There is not much room for misty-eyed sentimentalism in business. Nor can trade be the ultimate solvent for dissolving longstanding geopolitical tensions between squabbling neighbours. Yet, its potential for bringing people together and creating a constituency that sees the mutual economic benefits flowing from such engagement is also something one cannot ignore. The best example here is the commercial pact signed between China and Taiwan in June 2010, which, by no means, ends disputes over the latter's independent-nation claims. But by opening up its huge market to the produce of farmers and fishermen in Taiwan, China has certainly earned more goodwill than through an earlier muscular foreign policy that bordered on the belligerent. The same holds for Indo-Pakistan trade relations, which cannot plausibly ever resolve issues relating to Kashmir or terrorism. What they can do, nevertheless, is to keep these disputes in a separate ‘we-shall-agree-to-disagree' box, and go ahead doing business as the Chinese and the Taiwanese today are: Annual bilateral trade between the two has crossed $150 billion, compared with the paltry $ 2.7 billion official figure for India and Pakistan in 2010-11.
It is in this light that one must appreciate the conscious steps, especially since 2011, taken by India and Pakistan to ‘normalise' trade with one another.

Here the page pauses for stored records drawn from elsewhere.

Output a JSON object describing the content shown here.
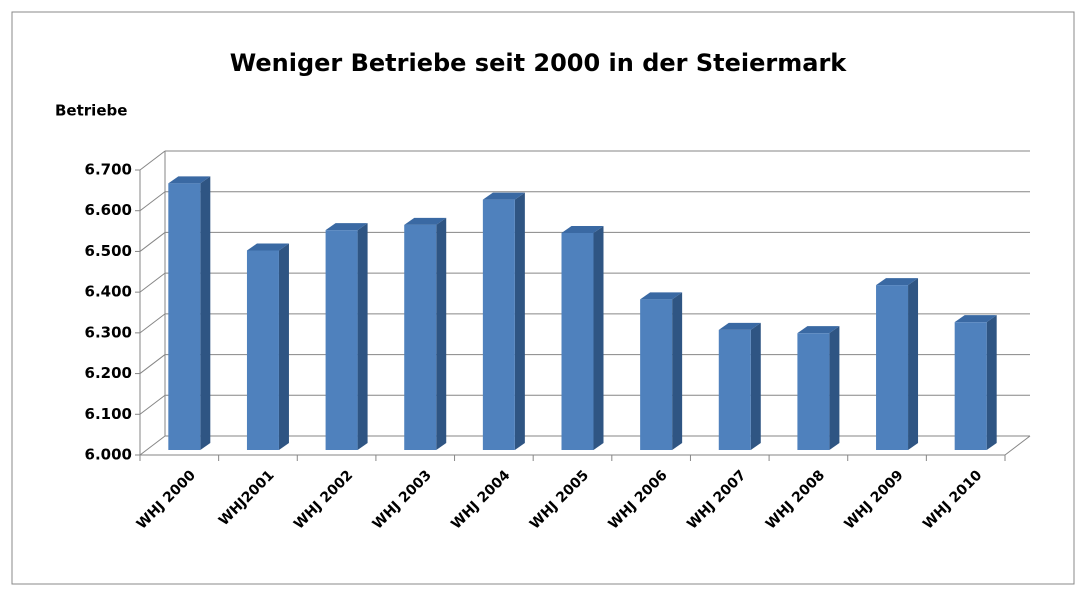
{
  "chart_data": {
    "type": "bar",
    "title": "Weniger Betriebe seit 2000 in der Steiermark",
    "y_label": "Betriebe",
    "categories": [
      "WHJ 2000",
      "WHJ2001",
      "WHJ 2002",
      "WHJ 2003",
      "WHJ 2004",
      "WHJ 2005",
      "WHJ 2006",
      "WHJ 2007",
      "WHJ 2008",
      "WHJ 2009",
      "WHJ 2010"
    ],
    "values": [
      6655,
      6490,
      6540,
      6553,
      6615,
      6533,
      6370,
      6295,
      6287,
      6405,
      6314
    ],
    "color": "#4f81bd",
    "ylim": [
      6000,
      6700
    ],
    "yticks": [
      {
        "value": 6000,
        "label": "6.000"
      },
      {
        "value": 6100,
        "label": "6.100"
      },
      {
        "value": 6200,
        "label": "6.200"
      },
      {
        "value": 6300,
        "label": "6.300"
      },
      {
        "value": 6400,
        "label": "6.400"
      },
      {
        "value": 6500,
        "label": "6.500"
      },
      {
        "value": 6600,
        "label": "6.600"
      },
      {
        "value": 6700,
        "label": "6.700"
      }
    ],
    "grid": true
  }
}
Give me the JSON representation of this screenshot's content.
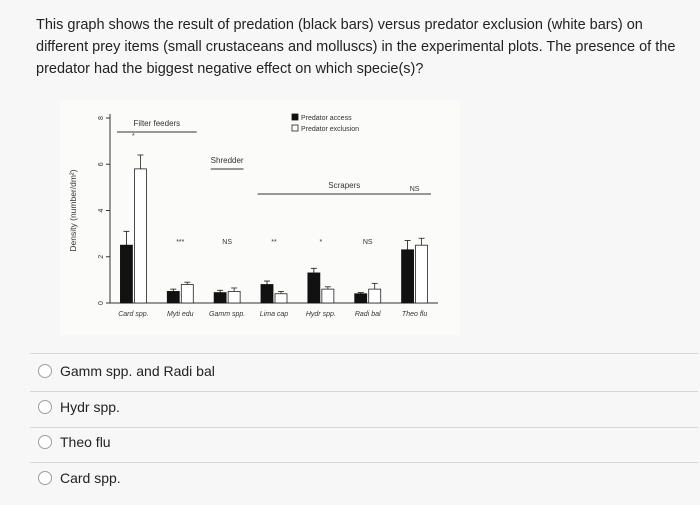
{
  "question": {
    "text": "This graph shows the result of predation (black bars) versus predator exclusion (white bars) on different prey items (small crustaceans and molluscs) in the experimental plots. The presence of the predator had the biggest negative effect on which specie(s)?"
  },
  "chart_data": {
    "type": "bar",
    "ylabel": "Density (number/dm²)",
    "ylim": [
      0,
      8
    ],
    "yticks": [
      "0",
      "2",
      "4",
      "6",
      "8"
    ],
    "categories": [
      "Card spp.",
      "Myti edu",
      "Gamm spp.",
      "Lima cap",
      "Hydr spp.",
      "Radi bal",
      "Theo flu"
    ],
    "series": [
      {
        "name": "Predator access",
        "color": "#111111",
        "values": [
          2.5,
          0.5,
          0.45,
          0.8,
          1.3,
          0.4,
          2.3
        ]
      },
      {
        "name": "Predator exclusion",
        "color": "#ffffff",
        "values": [
          5.8,
          0.8,
          0.5,
          0.4,
          0.6,
          0.6,
          2.5
        ]
      }
    ],
    "errors": {
      "Predator access": [
        0.6,
        0.1,
        0.1,
        0.15,
        0.2,
        0.05,
        0.4
      ],
      "Predator exclusion": [
        0.6,
        0.1,
        0.15,
        0.1,
        0.1,
        0.25,
        0.3
      ]
    },
    "significance": [
      "*",
      "***",
      "NS",
      "**",
      "*",
      "NS",
      "NS"
    ],
    "group_labels": [
      {
        "text": "Filter feeders",
        "from": 0,
        "to": 1
      },
      {
        "text": "Shredder",
        "from": 2,
        "to": 2
      },
      {
        "text": "Scrapers",
        "from": 3,
        "to": 6
      }
    ],
    "legend": [
      "Predator access",
      "Predator exclusion"
    ],
    "legend_position": "top-right",
    "grid": false
  },
  "options": [
    {
      "label": "Gamm spp. and Radi bal"
    },
    {
      "label": "Hydr spp."
    },
    {
      "label": "Theo flu"
    },
    {
      "label": "Card spp."
    }
  ]
}
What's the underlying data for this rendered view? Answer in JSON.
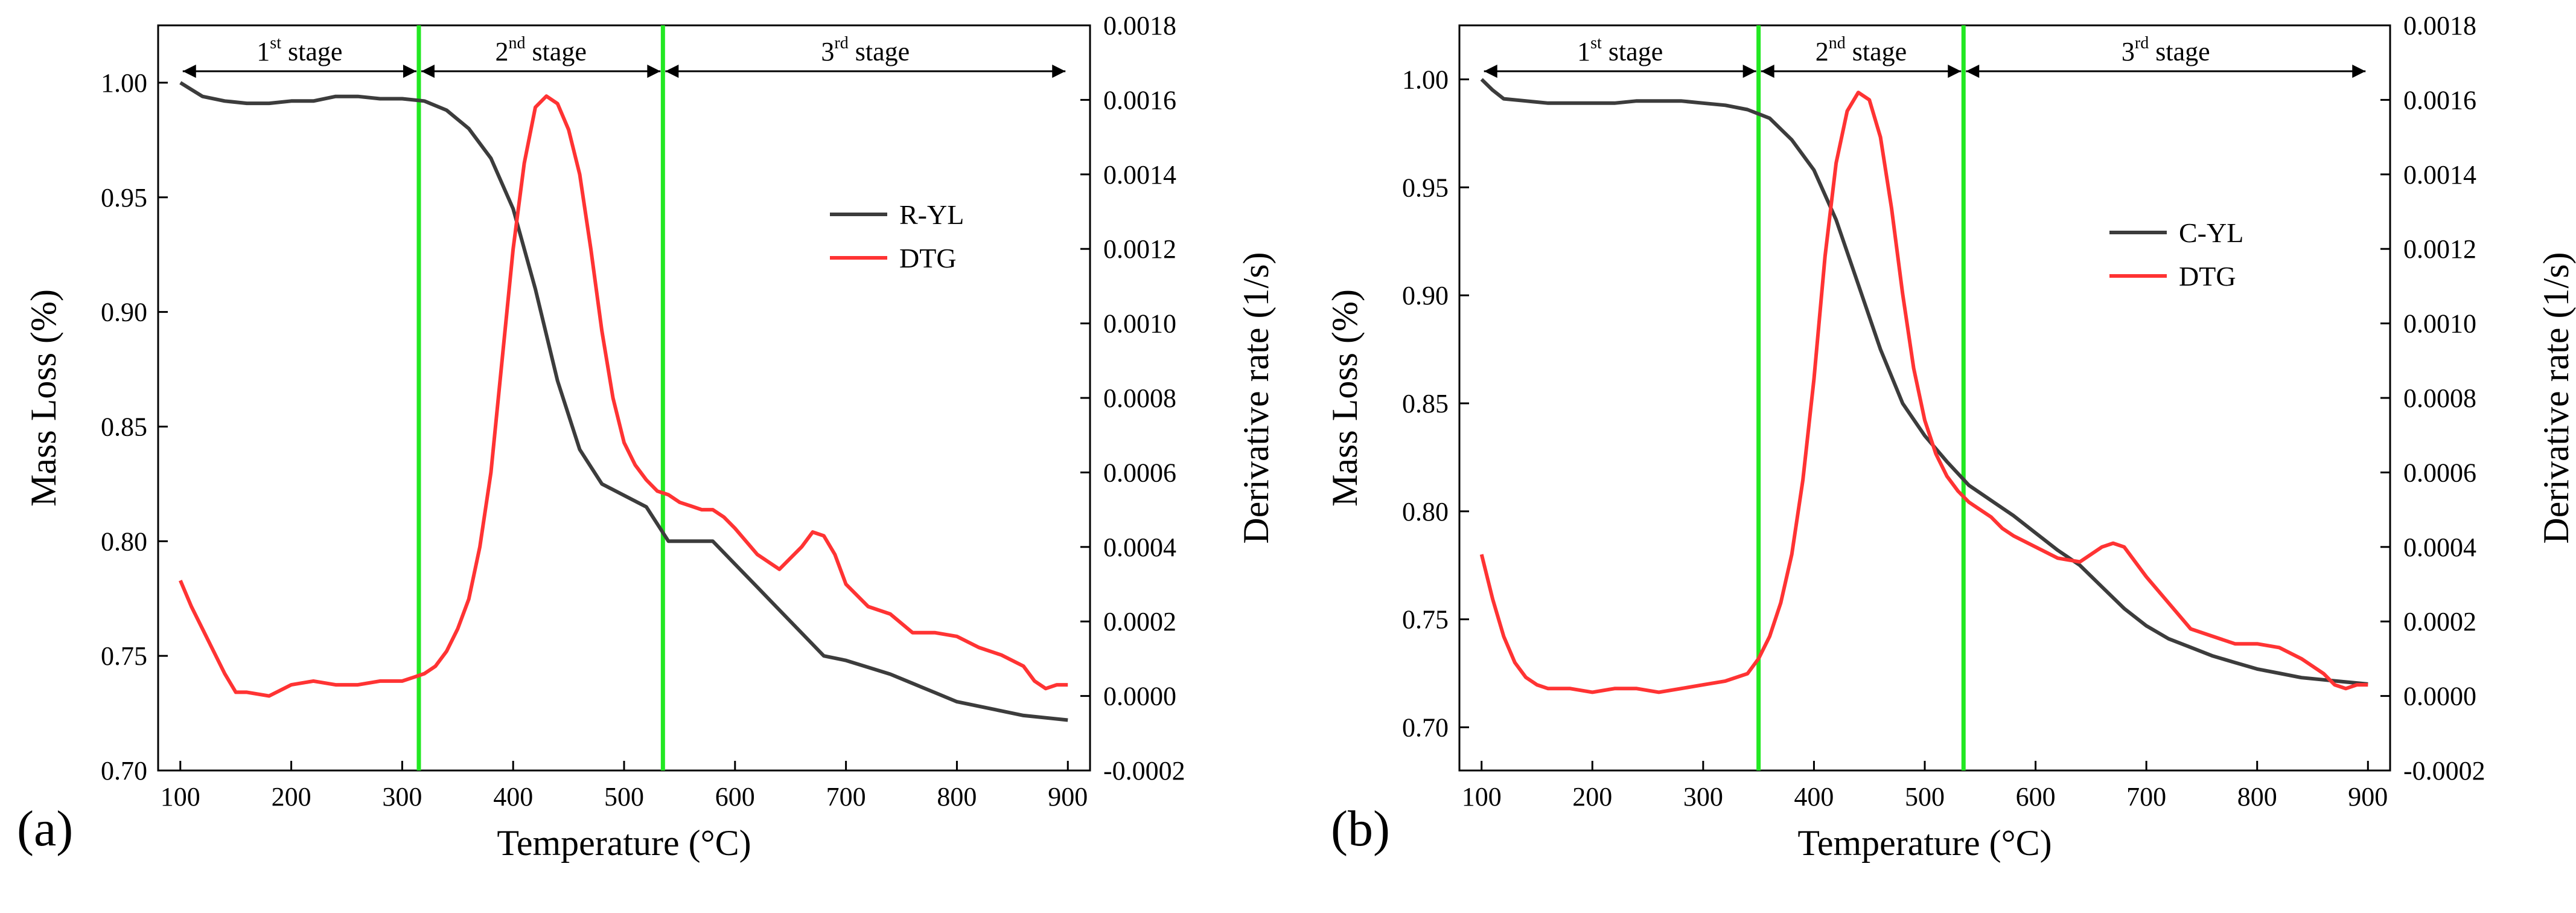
{
  "chart_data": [
    {
      "type": "line",
      "panel_label": "(a)",
      "xlabel": "Temperature (°C)",
      "ylabel": "Mass Loss (%)",
      "y2label": "Derivative rate (1/s)",
      "xlim": [
        80,
        920
      ],
      "ylim": [
        0.7,
        1.025
      ],
      "y2lim": [
        -0.0002,
        0.0018
      ],
      "xticks": [
        100,
        200,
        300,
        400,
        500,
        600,
        700,
        800,
        900
      ],
      "yticks": [
        0.7,
        0.75,
        0.8,
        0.85,
        0.9,
        0.95,
        1.0
      ],
      "ytick_labels": [
        "0.70",
        "0.75",
        "0.80",
        "0.85",
        "0.90",
        "0.95",
        "1.00"
      ],
      "y2ticks": [
        -0.0002,
        0.0,
        0.0002,
        0.0004,
        0.0006,
        0.0008,
        0.001,
        0.0012,
        0.0014,
        0.0016,
        0.0018
      ],
      "y2tick_labels": [
        "-0.0002",
        "0.0000",
        "0.0002",
        "0.0004",
        "0.0006",
        "0.0008",
        "0.0010",
        "0.0012",
        "0.0014",
        "0.0016",
        "0.0018"
      ],
      "stage_boundaries": [
        315,
        535
      ],
      "stages": [
        {
          "base": "1",
          "sup": "st",
          "text": " stage",
          "range": [
            100,
            315
          ]
        },
        {
          "base": "2",
          "sup": "nd",
          "text": " stage",
          "range": [
            315,
            535
          ]
        },
        {
          "base": "3",
          "sup": "rd",
          "text": " stage",
          "range": [
            535,
            900
          ]
        }
      ],
      "legend_position": "center-right",
      "series": [
        {
          "name": "R-YL",
          "axis": "left",
          "color": "#3c3c3c",
          "x": [
            100,
            110,
            120,
            140,
            160,
            180,
            200,
            220,
            240,
            260,
            280,
            300,
            320,
            340,
            360,
            380,
            400,
            420,
            440,
            460,
            480,
            500,
            520,
            540,
            560,
            580,
            600,
            620,
            640,
            660,
            680,
            700,
            720,
            740,
            760,
            780,
            800,
            820,
            840,
            860,
            880,
            900
          ],
          "y": [
            1.0,
            0.997,
            0.994,
            0.992,
            0.991,
            0.991,
            0.992,
            0.992,
            0.994,
            0.994,
            0.993,
            0.993,
            0.992,
            0.988,
            0.98,
            0.967,
            0.945,
            0.91,
            0.87,
            0.84,
            0.825,
            0.82,
            0.815,
            0.8,
            0.8,
            0.8,
            0.79,
            0.78,
            0.77,
            0.76,
            0.75,
            0.748,
            0.745,
            0.742,
            0.738,
            0.734,
            0.73,
            0.728,
            0.726,
            0.724,
            0.723,
            0.722
          ]
        },
        {
          "name": "DTG",
          "axis": "right",
          "color": "#ff3333",
          "x": [
            100,
            110,
            120,
            130,
            140,
            150,
            160,
            180,
            200,
            220,
            240,
            260,
            280,
            300,
            310,
            320,
            330,
            340,
            350,
            360,
            370,
            380,
            390,
            400,
            410,
            420,
            430,
            440,
            450,
            460,
            470,
            480,
            490,
            500,
            510,
            520,
            530,
            540,
            550,
            560,
            570,
            580,
            590,
            600,
            620,
            640,
            660,
            670,
            680,
            690,
            700,
            720,
            740,
            760,
            780,
            800,
            820,
            840,
            860,
            870,
            880,
            890,
            900
          ],
          "y": [
            0.00031,
            0.00024,
            0.00018,
            0.00012,
            6e-05,
            1e-05,
            1e-05,
            0.0,
            3e-05,
            4e-05,
            3e-05,
            3e-05,
            4e-05,
            4e-05,
            5e-05,
            6e-05,
            8e-05,
            0.00012,
            0.00018,
            0.00026,
            0.0004,
            0.0006,
            0.0009,
            0.0012,
            0.00143,
            0.00158,
            0.00161,
            0.00159,
            0.00152,
            0.0014,
            0.0012,
            0.00098,
            0.0008,
            0.00068,
            0.00062,
            0.00058,
            0.00055,
            0.00054,
            0.00052,
            0.00051,
            0.0005,
            0.0005,
            0.00048,
            0.00045,
            0.00038,
            0.00034,
            0.0004,
            0.00044,
            0.00043,
            0.00038,
            0.0003,
            0.00024,
            0.00022,
            0.00017,
            0.00017,
            0.00016,
            0.00013,
            0.00011,
            8e-05,
            4e-05,
            2e-05,
            3e-05,
            3e-05
          ]
        }
      ]
    },
    {
      "type": "line",
      "panel_label": "(b)",
      "xlabel": "Temperature (°C)",
      "ylabel": "Mass Loss (%)",
      "y2label": "Derivative rate (1/s)",
      "xlim": [
        80,
        920
      ],
      "ylim": [
        0.68,
        1.025
      ],
      "y2lim": [
        -0.0002,
        0.0018
      ],
      "xticks": [
        100,
        200,
        300,
        400,
        500,
        600,
        700,
        800,
        900
      ],
      "yticks": [
        0.7,
        0.75,
        0.8,
        0.85,
        0.9,
        0.95,
        1.0
      ],
      "ytick_labels": [
        "0.70",
        "0.75",
        "0.80",
        "0.85",
        "0.90",
        "0.95",
        "1.00"
      ],
      "y2ticks": [
        -0.0002,
        0.0,
        0.0002,
        0.0004,
        0.0006,
        0.0008,
        0.001,
        0.0012,
        0.0014,
        0.0016,
        0.0018
      ],
      "y2tick_labels": [
        "-0.0002",
        "0.0000",
        "0.0002",
        "0.0004",
        "0.0006",
        "0.0008",
        "0.0010",
        "0.0012",
        "0.0014",
        "0.0016",
        "0.0018"
      ],
      "stage_boundaries": [
        350,
        535
      ],
      "stages": [
        {
          "base": "1",
          "sup": "st",
          "text": " stage",
          "range": [
            100,
            350
          ]
        },
        {
          "base": "2",
          "sup": "nd",
          "text": " stage",
          "range": [
            350,
            535
          ]
        },
        {
          "base": "3",
          "sup": "rd",
          "text": " stage",
          "range": [
            535,
            900
          ]
        }
      ],
      "legend_position": "center-right",
      "series": [
        {
          "name": "C-YL",
          "axis": "left",
          "color": "#3c3c3c",
          "x": [
            100,
            110,
            120,
            140,
            160,
            180,
            200,
            220,
            240,
            260,
            280,
            300,
            320,
            340,
            360,
            380,
            400,
            420,
            440,
            460,
            480,
            500,
            520,
            540,
            560,
            580,
            600,
            620,
            640,
            660,
            680,
            700,
            720,
            740,
            760,
            780,
            800,
            820,
            840,
            860,
            880,
            900
          ],
          "y": [
            1.0,
            0.995,
            0.991,
            0.99,
            0.989,
            0.989,
            0.989,
            0.989,
            0.99,
            0.99,
            0.99,
            0.989,
            0.988,
            0.986,
            0.982,
            0.972,
            0.958,
            0.935,
            0.905,
            0.875,
            0.85,
            0.835,
            0.823,
            0.812,
            0.805,
            0.798,
            0.79,
            0.782,
            0.775,
            0.765,
            0.755,
            0.747,
            0.741,
            0.737,
            0.733,
            0.73,
            0.727,
            0.725,
            0.723,
            0.722,
            0.721,
            0.72
          ]
        },
        {
          "name": "DTG",
          "axis": "right",
          "color": "#ff3333",
          "x": [
            100,
            110,
            120,
            130,
            140,
            150,
            160,
            180,
            200,
            220,
            240,
            260,
            280,
            300,
            320,
            340,
            350,
            360,
            370,
            380,
            390,
            400,
            410,
            420,
            430,
            440,
            450,
            460,
            470,
            480,
            490,
            500,
            510,
            520,
            530,
            540,
            550,
            560,
            570,
            580,
            600,
            620,
            640,
            660,
            670,
            680,
            700,
            720,
            740,
            760,
            780,
            800,
            820,
            840,
            860,
            870,
            880,
            890,
            900
          ],
          "y": [
            0.00038,
            0.00026,
            0.00016,
            9e-05,
            5e-05,
            3e-05,
            2e-05,
            2e-05,
            1e-05,
            2e-05,
            2e-05,
            1e-05,
            2e-05,
            3e-05,
            4e-05,
            6e-05,
            0.0001,
            0.00016,
            0.00025,
            0.00038,
            0.00058,
            0.00085,
            0.00118,
            0.00143,
            0.00157,
            0.00162,
            0.0016,
            0.0015,
            0.00131,
            0.00108,
            0.00088,
            0.00074,
            0.00065,
            0.00059,
            0.00055,
            0.00052,
            0.0005,
            0.00048,
            0.00045,
            0.00043,
            0.0004,
            0.00037,
            0.00036,
            0.0004,
            0.00041,
            0.0004,
            0.00032,
            0.00025,
            0.00018,
            0.00016,
            0.00014,
            0.00014,
            0.00013,
            0.0001,
            6e-05,
            3e-05,
            2e-05,
            3e-05,
            3e-05
          ]
        }
      ]
    }
  ]
}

Pakistan, on its part, has decided to accord Most Favoured Nation (MFN) status to India. Technically, it means treating imports from India on a par with that from other countries. Pakistan currently maintains a ‘positive list' of 1,945 goods that alone are importable from India. This is to be replaced by a ‘negative list' of some 700 items, which, too, is supposed to be phased out as part of the plan to grant MFN status to India by end-2012. The ‘negative list' was to have been announced during the Commerce Minister, Mr Anand Sharma's current Pakistan visit, but it appears that reservations from within the government and industry there have forced a deferment. That shouldn't surprise anyone, though one ought not to make too much out of it either. India should, in any case, keep its side of the bargain by addressing Pakistani concerns over non-tariff barriers on cement, textiles, surgical instruments and leather imports. There is no reason for India to not iron out wrinkles in its product certification and testing standard procedures, notwithstanding Pakistani intransigence on meeting trade commitments under the World Trade Organisation (WTO). How much cement, after all, can Pakistan export to India? Also, if incremental supplies from Pakistan result in cheaper cement prices, consumers here benefit.
The above ‘soft' approach of extending trade concessions without expecting too much in return is not at all incompatible with a ‘hard' stance on security-related matters. On the contrary, it lends more credibility to India's position at various international forums. Denial of MFN status is something that India can easily raise at the WTO’s Dispute Settlement Body. By not doing so, India has already scored a moral victory – a fact acknowledged even by some Pakistani commentators.